Kazin writes that "In the service of pursuing Jefferson's vision of the United States as an 'empire of liberty,' Jackson conquered lands occupied by people of another race and built the world's first mass political party as a coalition that preserved chattel slavery. Yet as a self-made man who railed against the well-born, he also persuaded white farmers and wage earners --both immigrant and native-born that a lack of privilege should not prevent them from thriving." "One cannot appreciate Jackson, the tough-talking populist and partisan, without understanding that his popular appeal was as much due to his defense of slavery, his years of killing Native Americans, and his simplistic grasp of economics as it was to his rhetorical defense of white workers and small farmers."

Thus, by adopting Andrew Jackson as his presidential role model, President Trump embraces both the bad and the good.

Contrasting Education Reforms
Gary Anderson, professor of educational policy and leadership at New York University, penned an article in the June 17, 2017 Albuquerque Journal, in which he chastised the Journal editorial for applauding Hannah Skandera's "accomplishments" as New Mexico's secretary of education.
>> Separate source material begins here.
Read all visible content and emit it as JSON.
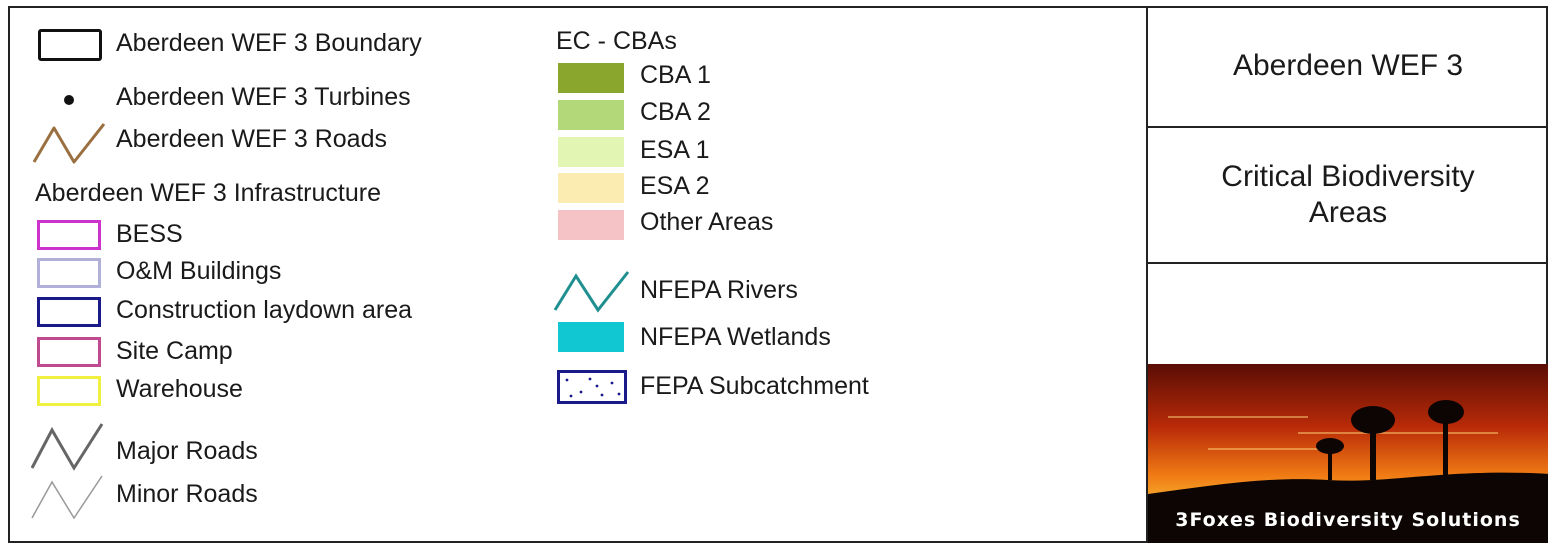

Skandera was no friend of unionized teachers and was an ardent proponent of high-takes testing of students and teachers. After years of being only the "acting" secretary of education, a reluctant state legislature finally removed "acting" from her title in the past year. Skandera recently resigned, with no stated reason why.

Below are Anderson's "research-based 21st-century reforms:"
#Community schools with wrap-around services, not quasi-markets and charter schools;

#Controlled choice programs that seek desegregated schools, not market-based choice that results in schools stratified by class and race;

#Restorative justice approaches to discipline that reduce suspensions, not overly punitive, zero tolerance, suspension-oriented discipline;

#Dual language programs, not English-only approaches to English language learners;

#Authentic performance-based assessments, not high-stakes paper and pencil tests; and

#Social movement unionism, allied with communities, that fight for research-based social and educational reforms, not industrial union models that focus only on bread-and-butter issues, important as those are given teachers' salaries in New Mexico.

Footnote
[1] Machael Kazin, "The Two Andrew Jacksons," The Nation, August 28/September 4, 2017.